The protection plans offered by brokers and aggregators through ALI Group are exempt from the incoming deferred sales model provisions, the financial protection provider has advised.

From Tuesday (5 October), a new deferred sales and anti-hawking model for add-on insurance comes into effect (along with a swathe of new regimes), introducing a mandatory four-day pause between the sale of a principal product/service and the sale of add-on insurance. 

The regime aims to reduce “pressure sales tactics” and promote “informed purchasing decisions by consumers in add-on insurance markets”.

Products covered under the regime include comprehensive credit insurance (CCI), which is usually sold to borrowers when they take out a mortgage, personal loan or credit card and provides cover for consumers if they are unable to meet their minimum loan repayments due to unemployment, sickness or injury or to pay the outstanding loan balance upon death.  


While certain classes of insurance product have already been confirmed as exempt from the regime, the regulatory guide also outlines that the hawking prohibition will generally “not apply to the offer to sell or issue the add-on insurance product if the customer has specifically consented to being contacted for the purpose of making the offer or the offer ‘was reasonably within the scope of the consumer’s consent’”.

ALI Group has now confirmed that there will be “minimal change” to its business in regard to the legislative and regulatory changes.

The company, which authorises accredited brokers to act as its representative in the provision of general financial product advice and when distributing its My Protection Plan (MPP) insurance product, has advised that its product does not fall under the regime.

The product covers mortgage borrowers for death, terminal illness, trauma and injury (underwritten by Zurich Financial Services Australia).

However, ALI Group chief executive Huy Truong said that it was not consumer credit insurance (CCI), which is subject to a deferred sales model as an add-on insurance.

ALI Group said it had reached this determination following engagement with ASIC, legal advisers and its insurance provider.

Moreover it added that the vast majority of consumers believed it to be “reasonable” for their mortgage broker to discuss and offer ALI’s MPP, given that it is directly relevant to the protection of “a lifestyle that a home or property provides” and “within the reasonable scope of a home loan discussion”.

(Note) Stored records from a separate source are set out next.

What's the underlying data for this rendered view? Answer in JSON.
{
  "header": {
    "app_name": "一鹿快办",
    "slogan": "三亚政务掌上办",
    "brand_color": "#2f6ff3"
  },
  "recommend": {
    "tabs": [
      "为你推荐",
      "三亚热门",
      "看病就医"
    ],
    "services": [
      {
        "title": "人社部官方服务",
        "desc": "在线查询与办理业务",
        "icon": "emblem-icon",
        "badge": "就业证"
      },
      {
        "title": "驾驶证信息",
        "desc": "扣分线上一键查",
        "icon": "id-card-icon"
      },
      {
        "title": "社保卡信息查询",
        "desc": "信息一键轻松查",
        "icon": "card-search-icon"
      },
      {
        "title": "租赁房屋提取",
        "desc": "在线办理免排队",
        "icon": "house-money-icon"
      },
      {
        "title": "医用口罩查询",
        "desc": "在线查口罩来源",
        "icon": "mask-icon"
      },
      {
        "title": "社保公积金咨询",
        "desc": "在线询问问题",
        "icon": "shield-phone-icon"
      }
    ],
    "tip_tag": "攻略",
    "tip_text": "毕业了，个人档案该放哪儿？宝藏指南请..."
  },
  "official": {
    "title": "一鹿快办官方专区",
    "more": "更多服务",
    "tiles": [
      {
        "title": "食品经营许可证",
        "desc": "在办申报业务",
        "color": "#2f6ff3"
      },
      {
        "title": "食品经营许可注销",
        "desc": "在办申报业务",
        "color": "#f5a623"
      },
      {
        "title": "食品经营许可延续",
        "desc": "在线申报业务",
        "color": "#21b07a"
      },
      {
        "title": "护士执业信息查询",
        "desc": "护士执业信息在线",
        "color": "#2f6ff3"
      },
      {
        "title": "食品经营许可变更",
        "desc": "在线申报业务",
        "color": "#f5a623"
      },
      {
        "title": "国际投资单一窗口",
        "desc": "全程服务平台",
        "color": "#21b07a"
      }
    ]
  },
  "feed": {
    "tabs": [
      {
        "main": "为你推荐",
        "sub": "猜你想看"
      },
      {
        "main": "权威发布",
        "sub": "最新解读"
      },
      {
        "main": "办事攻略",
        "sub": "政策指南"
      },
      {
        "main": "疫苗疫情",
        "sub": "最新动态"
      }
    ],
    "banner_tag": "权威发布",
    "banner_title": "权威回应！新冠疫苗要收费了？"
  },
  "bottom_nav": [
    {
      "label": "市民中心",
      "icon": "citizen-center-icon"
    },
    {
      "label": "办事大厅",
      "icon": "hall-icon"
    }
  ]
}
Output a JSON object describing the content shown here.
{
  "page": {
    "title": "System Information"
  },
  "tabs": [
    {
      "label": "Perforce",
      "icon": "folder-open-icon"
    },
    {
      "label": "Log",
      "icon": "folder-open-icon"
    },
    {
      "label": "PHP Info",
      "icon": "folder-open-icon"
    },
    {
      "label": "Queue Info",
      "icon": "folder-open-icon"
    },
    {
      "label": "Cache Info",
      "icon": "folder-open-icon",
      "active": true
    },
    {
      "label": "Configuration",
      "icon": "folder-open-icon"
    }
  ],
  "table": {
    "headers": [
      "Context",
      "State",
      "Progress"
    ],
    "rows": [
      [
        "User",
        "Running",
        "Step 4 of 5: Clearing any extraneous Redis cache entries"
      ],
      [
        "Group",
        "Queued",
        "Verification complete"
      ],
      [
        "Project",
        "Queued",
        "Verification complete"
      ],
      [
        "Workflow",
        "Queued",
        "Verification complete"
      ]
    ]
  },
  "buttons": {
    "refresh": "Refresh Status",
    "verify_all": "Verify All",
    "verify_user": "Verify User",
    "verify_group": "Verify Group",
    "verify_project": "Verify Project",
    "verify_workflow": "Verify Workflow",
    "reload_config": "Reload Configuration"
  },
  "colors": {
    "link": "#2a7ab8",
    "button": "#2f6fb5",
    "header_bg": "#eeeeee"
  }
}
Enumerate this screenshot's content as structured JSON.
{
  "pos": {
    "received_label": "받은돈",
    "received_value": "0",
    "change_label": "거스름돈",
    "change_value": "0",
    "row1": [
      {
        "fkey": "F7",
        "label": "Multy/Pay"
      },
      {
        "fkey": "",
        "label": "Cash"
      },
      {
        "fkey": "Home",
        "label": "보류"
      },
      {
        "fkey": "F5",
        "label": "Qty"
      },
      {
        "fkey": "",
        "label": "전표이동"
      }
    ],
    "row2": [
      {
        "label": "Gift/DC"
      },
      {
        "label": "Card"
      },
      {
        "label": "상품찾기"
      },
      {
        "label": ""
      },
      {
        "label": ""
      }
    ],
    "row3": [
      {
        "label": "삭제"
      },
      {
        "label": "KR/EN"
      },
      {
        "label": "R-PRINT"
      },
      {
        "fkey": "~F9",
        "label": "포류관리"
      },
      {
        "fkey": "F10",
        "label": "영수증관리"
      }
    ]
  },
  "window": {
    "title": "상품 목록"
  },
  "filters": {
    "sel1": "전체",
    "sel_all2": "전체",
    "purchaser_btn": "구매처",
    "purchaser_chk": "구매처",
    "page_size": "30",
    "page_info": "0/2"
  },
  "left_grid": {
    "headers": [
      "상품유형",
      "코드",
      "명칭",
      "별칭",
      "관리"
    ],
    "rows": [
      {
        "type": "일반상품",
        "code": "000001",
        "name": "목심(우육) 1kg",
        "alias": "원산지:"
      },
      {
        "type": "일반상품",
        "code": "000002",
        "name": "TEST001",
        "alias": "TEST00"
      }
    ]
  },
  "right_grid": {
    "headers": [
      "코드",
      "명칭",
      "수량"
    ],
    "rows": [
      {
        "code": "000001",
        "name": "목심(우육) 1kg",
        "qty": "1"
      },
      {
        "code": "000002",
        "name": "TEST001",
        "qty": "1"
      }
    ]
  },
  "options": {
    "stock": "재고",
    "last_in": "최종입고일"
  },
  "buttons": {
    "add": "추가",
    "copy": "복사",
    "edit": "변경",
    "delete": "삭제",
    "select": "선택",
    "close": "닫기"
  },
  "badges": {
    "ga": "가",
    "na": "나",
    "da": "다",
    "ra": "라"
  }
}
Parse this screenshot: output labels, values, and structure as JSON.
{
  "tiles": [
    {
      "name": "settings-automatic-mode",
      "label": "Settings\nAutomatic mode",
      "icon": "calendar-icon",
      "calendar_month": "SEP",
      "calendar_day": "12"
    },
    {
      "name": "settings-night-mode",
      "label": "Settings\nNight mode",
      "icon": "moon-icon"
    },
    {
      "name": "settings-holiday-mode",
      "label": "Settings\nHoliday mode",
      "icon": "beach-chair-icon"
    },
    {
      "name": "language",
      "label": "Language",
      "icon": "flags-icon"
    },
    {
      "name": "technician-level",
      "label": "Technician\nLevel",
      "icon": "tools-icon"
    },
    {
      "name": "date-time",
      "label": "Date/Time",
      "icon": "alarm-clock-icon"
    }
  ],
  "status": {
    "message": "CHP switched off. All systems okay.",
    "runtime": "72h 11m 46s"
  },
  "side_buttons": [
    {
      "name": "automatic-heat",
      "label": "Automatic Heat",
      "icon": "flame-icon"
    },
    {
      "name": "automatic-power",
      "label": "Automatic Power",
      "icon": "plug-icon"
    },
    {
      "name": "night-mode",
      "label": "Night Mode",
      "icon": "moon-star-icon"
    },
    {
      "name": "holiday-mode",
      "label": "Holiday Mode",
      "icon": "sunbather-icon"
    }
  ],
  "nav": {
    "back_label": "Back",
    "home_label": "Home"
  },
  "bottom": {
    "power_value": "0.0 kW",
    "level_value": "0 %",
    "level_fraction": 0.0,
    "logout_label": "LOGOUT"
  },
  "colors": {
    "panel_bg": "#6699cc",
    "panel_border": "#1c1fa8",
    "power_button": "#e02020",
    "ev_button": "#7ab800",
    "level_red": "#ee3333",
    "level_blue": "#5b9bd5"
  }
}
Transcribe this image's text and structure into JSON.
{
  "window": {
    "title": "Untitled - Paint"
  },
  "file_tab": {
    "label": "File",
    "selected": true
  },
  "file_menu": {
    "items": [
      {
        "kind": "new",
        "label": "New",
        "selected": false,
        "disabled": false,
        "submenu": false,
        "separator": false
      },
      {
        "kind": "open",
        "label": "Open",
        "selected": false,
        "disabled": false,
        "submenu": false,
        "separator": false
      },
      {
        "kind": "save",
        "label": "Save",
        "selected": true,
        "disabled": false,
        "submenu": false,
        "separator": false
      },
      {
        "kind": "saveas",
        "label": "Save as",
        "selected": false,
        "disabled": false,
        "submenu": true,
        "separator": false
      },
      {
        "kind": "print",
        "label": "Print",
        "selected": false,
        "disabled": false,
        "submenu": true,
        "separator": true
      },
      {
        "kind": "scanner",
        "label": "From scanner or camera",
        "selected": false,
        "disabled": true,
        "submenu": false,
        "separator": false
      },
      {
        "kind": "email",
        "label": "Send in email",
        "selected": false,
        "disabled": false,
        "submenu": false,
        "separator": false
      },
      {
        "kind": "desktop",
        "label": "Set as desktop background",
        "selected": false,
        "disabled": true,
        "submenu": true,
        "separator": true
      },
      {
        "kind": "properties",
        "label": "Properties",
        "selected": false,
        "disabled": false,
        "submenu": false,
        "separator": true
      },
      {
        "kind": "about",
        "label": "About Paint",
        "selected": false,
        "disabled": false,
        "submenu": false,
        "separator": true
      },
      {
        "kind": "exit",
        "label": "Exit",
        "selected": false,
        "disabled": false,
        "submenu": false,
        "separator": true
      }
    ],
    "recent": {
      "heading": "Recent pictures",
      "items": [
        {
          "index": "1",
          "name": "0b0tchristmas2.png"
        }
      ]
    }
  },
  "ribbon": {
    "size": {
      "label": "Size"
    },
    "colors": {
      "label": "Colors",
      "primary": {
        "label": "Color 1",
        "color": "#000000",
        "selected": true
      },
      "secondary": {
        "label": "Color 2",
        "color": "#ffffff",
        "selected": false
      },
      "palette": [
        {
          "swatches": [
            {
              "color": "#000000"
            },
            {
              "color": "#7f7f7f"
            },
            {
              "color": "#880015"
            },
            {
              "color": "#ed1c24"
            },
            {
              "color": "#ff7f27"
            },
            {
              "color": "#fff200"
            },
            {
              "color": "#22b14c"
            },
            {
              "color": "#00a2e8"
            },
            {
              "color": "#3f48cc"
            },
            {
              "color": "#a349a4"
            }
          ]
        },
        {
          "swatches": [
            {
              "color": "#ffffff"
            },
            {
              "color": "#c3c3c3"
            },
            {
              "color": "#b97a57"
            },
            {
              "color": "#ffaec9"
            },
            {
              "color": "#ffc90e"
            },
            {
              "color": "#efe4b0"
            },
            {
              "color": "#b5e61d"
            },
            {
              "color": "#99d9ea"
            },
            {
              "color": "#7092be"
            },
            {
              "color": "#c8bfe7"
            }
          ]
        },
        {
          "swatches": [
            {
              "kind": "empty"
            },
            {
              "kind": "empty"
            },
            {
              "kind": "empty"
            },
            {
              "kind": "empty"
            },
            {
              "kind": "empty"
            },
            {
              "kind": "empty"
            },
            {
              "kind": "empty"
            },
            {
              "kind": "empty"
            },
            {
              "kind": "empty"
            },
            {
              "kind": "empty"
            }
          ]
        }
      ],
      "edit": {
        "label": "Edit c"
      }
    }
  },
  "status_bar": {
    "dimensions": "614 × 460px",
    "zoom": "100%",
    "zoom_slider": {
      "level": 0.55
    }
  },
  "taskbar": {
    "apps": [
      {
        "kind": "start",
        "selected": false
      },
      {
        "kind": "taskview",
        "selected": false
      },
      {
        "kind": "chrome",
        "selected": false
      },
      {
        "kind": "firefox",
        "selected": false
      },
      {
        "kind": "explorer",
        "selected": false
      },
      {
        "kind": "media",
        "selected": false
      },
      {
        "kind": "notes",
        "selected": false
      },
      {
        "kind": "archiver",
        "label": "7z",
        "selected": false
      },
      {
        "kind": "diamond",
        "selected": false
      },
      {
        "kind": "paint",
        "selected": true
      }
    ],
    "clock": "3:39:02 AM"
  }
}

ALI Group cited an independent survey of 300 random ALI clients undertaken by Susan Bell Research in August 2021, which found that 98 per cent stated it was reasonable for their broker to discuss and offer MPP while 95 per cent state it was reasonable to discuss the risks that may make it difficult to repay the loan as part of the home loan process.

Mr Truong commented: “One of the really positive outcomes of going through this process is that it has only further reinforced our position for the last 18 years that getting a mortgage and products like ALI’s My Protection Plan go hand in hand. 

“Ninety-eight per cent of customers telling us that they believe it’s reasonable for their broker to discuss protection with them is overwhelming evidence of that.”

ALI said it would continue its education of home buyers and brokers of the existence and value of its personal life risk products as part of a home loan discussion.